Really, I'm not sure of it any more. What started it this time? Can't be bothered to dig it up any more, just in case I get worked up again. Some trifle it must've been, anyway.
He laughs under his breath.
"You must let go of me, Bayor," he murmurs, arms clasping mine tighter around his waist. "I have that essay to finish by Thursday and I'm not even halfway through the first draft."
"And I could work some on that graphics plate I'll need to turn in by Friday." Yeah, I really could, but right now I have the feeling that the topic I chose for it needs to change. I can't possibly be expected to work on the play of light and shadow on a bunch of onions, when Janel is going to be in the same room, working on his essay.
How about the play of light and shadow on him? He's going to cuddle up in that dreadful old armchair, I know that. That's where he always goes to think and to scribble the first versions. It's in the corner, a little distance from the window, with enough but not too much light falling upon it.

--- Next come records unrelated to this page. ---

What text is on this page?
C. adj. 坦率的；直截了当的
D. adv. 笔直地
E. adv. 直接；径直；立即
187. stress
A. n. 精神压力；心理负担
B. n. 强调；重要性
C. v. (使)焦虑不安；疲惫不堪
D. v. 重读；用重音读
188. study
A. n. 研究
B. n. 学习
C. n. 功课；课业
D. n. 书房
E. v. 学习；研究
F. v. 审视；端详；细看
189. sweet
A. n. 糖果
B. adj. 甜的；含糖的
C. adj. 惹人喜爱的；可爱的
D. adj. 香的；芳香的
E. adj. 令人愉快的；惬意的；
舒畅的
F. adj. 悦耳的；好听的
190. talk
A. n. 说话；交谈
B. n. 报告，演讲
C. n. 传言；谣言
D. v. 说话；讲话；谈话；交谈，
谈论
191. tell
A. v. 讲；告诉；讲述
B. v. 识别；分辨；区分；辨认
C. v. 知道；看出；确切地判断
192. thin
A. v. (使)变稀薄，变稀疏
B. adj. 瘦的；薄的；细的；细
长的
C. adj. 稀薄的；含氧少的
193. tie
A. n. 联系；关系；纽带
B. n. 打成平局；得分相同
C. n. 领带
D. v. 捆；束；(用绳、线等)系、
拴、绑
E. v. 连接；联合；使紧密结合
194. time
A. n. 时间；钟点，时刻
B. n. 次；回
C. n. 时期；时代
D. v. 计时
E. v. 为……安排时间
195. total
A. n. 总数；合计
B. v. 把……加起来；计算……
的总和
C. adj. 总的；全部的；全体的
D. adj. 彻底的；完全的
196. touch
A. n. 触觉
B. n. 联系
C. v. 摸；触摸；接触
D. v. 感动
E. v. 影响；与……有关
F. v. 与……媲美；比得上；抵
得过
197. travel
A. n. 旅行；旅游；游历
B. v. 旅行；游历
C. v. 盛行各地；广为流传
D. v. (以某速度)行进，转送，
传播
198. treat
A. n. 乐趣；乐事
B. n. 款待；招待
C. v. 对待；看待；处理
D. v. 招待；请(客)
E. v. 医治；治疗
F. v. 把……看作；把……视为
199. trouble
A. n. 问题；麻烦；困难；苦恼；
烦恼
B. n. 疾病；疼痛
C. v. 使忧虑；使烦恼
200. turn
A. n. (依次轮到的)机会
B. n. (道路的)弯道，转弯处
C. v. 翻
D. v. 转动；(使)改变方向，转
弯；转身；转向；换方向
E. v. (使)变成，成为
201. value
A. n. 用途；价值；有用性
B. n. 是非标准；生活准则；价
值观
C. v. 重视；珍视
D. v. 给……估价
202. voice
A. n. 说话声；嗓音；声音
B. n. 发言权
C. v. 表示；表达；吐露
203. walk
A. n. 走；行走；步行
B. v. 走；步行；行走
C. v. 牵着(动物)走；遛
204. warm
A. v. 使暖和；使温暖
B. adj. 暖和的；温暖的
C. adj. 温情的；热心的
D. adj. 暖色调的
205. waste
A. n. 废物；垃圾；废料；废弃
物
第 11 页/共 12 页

He wiggles free, reluctant but determined, grabs his notebook and pens from the desk and pads away, gives me a little pout. Gods, he's cute. I want so badly to hug him but I need to work, too. Where did I put my charcoals this time?
He pulls his legs into the chair, curls up into an awkward-looking bundle, but I know it can't be nearly as uncomfortable as it appears since he can stay like that for hours. An admirable opportunity.
Scratch the onions... Master Felien will understand even if I don't make a still life after all. He'll sigh and shake his head, give me another assignment later on and sternly tell me to stick to inanimate objects that time, but accept my graphics plate anyway. He's human like that.
Besides, at least for the next two or three hours Janel is going to pretty much qualify for 'still life'. And I'd better get working, as long as he's sufficiently absorbed in how to cover the development of painting over the Late Donjati period in less than five thousand words.